The adjusted rand score indictes min_samples = 51 is better at matching true y values than min_samples = 45.

In [195]:
# try dbscan with eps = 1.38, min_samples = 52
# upped min_samples

dbscan = DBSCAN(eps=1.38, min_samples =52)
y_dbscan = dbscan.fit_predict(X_scaled)

fig = plt.figure(1)
plt.clf()
ax = Axes3D(fig, rect=[0,0,0.95,1], elev=29, azim=140)

plt.cla()

ax.scatter(X_scaled[:, 0], X_scaled[:, 1], X_scaled[:, 2], c=y_dbscan, cmap="Paired")
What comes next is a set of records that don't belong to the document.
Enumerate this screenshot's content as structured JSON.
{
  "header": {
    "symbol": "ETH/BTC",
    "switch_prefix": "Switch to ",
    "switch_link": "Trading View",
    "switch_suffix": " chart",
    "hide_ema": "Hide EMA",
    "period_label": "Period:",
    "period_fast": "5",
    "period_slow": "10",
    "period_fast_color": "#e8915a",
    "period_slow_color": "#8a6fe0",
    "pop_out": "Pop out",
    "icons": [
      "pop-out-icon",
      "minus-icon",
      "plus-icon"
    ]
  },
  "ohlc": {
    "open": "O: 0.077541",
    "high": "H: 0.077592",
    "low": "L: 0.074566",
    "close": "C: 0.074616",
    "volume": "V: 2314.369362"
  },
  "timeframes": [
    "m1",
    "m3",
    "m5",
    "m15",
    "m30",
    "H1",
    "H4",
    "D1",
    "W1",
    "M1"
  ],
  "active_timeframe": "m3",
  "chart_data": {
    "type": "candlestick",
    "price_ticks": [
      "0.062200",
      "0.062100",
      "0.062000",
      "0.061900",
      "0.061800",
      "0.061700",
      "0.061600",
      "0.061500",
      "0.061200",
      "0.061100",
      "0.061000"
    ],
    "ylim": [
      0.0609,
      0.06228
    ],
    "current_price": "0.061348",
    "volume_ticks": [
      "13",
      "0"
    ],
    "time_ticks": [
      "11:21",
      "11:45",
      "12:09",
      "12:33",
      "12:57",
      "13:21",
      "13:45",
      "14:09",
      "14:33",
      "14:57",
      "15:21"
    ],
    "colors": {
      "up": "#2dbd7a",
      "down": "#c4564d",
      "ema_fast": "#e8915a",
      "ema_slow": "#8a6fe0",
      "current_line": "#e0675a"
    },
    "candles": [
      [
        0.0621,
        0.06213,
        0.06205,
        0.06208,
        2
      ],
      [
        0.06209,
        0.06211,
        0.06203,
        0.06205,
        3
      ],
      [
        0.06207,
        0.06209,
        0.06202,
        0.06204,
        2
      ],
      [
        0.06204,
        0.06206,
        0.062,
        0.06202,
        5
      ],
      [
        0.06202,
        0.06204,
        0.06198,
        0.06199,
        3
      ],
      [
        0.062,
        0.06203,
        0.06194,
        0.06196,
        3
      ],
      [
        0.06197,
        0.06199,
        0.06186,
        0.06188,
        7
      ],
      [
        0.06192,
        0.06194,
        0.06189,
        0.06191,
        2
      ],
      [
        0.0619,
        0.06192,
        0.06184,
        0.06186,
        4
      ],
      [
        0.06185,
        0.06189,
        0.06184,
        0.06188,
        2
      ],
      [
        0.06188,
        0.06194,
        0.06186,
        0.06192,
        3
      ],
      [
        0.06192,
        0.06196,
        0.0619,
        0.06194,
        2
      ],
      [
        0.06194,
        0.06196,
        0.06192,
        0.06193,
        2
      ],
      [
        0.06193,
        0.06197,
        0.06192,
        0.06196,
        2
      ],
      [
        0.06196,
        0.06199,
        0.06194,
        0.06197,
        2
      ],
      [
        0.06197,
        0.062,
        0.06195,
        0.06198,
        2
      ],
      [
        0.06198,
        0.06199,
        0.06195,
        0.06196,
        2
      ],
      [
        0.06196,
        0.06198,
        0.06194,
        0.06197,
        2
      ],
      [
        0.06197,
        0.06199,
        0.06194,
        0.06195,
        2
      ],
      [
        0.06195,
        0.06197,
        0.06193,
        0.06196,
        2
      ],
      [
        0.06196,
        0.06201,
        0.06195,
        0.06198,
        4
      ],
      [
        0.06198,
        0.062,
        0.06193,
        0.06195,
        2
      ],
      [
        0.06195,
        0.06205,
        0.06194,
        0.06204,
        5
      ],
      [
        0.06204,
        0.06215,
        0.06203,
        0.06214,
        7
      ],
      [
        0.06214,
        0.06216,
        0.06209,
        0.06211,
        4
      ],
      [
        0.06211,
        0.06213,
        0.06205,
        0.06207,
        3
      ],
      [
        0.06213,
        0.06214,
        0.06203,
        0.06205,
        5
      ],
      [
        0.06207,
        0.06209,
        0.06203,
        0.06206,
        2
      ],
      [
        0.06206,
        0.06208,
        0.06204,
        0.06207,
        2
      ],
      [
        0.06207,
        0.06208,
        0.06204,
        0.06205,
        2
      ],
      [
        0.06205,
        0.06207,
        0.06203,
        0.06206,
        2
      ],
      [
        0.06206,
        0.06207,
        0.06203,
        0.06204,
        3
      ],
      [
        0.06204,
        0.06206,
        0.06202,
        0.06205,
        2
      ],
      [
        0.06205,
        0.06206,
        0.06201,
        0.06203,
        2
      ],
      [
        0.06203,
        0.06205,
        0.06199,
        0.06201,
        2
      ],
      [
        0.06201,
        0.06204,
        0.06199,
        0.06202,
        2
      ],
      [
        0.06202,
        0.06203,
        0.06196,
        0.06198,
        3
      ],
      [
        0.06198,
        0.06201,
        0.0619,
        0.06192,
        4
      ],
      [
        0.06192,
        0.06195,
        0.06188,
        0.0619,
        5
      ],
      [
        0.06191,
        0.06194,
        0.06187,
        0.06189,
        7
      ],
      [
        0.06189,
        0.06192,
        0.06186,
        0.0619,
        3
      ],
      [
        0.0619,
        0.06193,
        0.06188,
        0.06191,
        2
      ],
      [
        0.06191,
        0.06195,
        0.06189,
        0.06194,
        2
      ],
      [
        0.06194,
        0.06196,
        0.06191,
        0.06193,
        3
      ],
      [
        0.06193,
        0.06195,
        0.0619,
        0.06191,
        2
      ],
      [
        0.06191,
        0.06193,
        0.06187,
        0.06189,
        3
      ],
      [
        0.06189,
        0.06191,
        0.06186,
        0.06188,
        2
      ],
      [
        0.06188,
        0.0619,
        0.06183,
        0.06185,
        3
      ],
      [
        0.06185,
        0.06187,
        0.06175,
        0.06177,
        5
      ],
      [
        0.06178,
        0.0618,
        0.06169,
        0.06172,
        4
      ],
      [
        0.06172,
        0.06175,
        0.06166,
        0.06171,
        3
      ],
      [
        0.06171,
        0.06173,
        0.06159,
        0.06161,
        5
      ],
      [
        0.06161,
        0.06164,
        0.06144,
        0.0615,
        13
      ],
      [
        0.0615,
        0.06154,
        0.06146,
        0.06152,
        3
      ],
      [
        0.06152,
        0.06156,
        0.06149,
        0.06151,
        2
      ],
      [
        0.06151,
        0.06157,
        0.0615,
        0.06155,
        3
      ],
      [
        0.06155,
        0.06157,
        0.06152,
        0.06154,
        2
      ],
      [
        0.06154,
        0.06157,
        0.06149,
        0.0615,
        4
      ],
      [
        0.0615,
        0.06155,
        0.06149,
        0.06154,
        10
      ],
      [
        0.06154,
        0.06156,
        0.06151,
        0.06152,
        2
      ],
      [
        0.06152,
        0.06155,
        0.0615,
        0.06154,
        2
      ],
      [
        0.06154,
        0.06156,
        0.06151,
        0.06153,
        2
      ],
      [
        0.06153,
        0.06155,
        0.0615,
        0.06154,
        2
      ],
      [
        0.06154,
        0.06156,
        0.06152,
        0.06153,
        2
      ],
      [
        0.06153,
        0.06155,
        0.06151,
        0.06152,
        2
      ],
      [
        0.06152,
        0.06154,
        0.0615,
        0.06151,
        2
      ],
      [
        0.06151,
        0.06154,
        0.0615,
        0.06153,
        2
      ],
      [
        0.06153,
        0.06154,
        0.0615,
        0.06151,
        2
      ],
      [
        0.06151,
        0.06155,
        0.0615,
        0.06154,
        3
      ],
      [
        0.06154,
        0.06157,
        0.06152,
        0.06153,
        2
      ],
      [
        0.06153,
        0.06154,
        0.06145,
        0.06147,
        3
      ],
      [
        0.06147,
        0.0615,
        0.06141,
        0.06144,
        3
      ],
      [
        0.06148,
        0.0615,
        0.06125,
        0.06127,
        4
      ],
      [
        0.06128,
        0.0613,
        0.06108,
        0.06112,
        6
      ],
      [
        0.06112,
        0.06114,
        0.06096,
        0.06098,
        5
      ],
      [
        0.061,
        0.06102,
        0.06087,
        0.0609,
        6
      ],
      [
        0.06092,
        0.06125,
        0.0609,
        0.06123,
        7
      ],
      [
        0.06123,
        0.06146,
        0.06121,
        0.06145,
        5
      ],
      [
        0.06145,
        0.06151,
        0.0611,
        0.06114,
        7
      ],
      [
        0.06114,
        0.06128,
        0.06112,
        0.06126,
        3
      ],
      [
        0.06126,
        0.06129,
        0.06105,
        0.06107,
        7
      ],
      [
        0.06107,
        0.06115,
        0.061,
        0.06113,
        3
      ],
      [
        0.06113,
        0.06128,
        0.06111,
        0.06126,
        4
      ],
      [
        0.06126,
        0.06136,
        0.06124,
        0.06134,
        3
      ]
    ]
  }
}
ax.w_xaxis.set_ticklabels([])
ax.w_yaxis.set_ticklabels([])
ax.w_zaxis.set_ticklabels([])

plt.show()

<IPython.core.display.Javascript object>

  ax = Axes3D(fig, rect=[0,0,0.95,1], elev=29, azim=140)


In [196]:
# using adjusted rand score to measure similarity of actual and predicted y values
metrics.adjusted_rand_score(y, y_dbscan)

0.22671670655555418

The rand score dropped when I changed the min_samples from 51 to 52. 

Note: While I could have only included the optimal model in the code, I left them in to illustrate the thought process and fine tuning.